I never realised how much I used to miss out on. It took losing all this weight to realise it. I used to turn down nights out where I knew there'd be lots of people because I couldn't deal with any attention. Now i'm more than happy to be the centre of attention (on occasions, i'm not an attention whore!)

I rarely spoke to women because i felt awkward and embarrassed, even though i didn't really realise this until now. What a change - I'm now getting the mickey taken from the lads because I spend a lot of my time on nights out with their girlfriends and other women! The amount of confidence when you feel fit has absolutely astonished me.

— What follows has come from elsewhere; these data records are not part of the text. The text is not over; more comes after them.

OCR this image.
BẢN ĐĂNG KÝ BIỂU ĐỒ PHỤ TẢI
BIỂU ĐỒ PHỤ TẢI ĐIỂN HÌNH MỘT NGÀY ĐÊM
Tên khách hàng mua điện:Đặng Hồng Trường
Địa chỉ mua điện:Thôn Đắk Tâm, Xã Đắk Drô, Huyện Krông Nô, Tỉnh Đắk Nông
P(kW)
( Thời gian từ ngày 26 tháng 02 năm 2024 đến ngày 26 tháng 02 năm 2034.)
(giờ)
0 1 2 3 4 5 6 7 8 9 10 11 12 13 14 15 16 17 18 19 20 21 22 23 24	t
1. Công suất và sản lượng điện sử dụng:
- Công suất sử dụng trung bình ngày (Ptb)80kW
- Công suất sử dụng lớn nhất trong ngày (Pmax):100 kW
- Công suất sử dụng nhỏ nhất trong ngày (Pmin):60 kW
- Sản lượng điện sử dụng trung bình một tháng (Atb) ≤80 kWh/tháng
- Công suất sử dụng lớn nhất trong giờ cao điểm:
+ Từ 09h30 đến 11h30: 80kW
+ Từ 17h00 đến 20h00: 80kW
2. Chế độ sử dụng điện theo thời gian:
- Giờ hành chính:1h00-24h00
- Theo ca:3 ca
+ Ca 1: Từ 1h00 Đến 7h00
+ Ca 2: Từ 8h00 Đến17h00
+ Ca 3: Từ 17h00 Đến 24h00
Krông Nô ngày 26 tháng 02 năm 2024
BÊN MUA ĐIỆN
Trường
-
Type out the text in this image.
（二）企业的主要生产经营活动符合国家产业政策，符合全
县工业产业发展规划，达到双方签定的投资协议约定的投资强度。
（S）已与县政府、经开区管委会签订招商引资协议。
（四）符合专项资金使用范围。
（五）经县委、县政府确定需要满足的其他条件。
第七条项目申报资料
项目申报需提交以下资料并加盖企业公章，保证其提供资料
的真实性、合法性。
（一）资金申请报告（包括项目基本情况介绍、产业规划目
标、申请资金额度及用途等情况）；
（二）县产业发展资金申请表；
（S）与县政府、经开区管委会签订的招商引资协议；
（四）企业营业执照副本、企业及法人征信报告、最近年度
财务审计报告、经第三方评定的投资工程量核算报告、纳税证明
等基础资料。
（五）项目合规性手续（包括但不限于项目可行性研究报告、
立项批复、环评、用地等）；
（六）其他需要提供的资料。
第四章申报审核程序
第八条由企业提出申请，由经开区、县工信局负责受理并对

It's such a good story to have as well. Oh by the way I lost 6stone and 8lbs and it's completely changed my life!

SUUUUUUPERB FEELING!

If you're reading this and wondering if you should start, or why you can't lose weight. You can, I made it the most important thing in my life and it worked. Now I'm reaping the benefits and it's absolutely amazing!

x
 
Wow well done! I love your attitude. It's how I'm feeling at the moment, like something has just clicked in my head. You are an inspiration xxx
 
Well done
 
I really admire your attitude, you've sumed up perfectly why I find it so hard to lose weight. I've been letting my bad side 'win' and felt powerless to change. That's going to change. Have you thought of becoming a life coach/fitness instructor?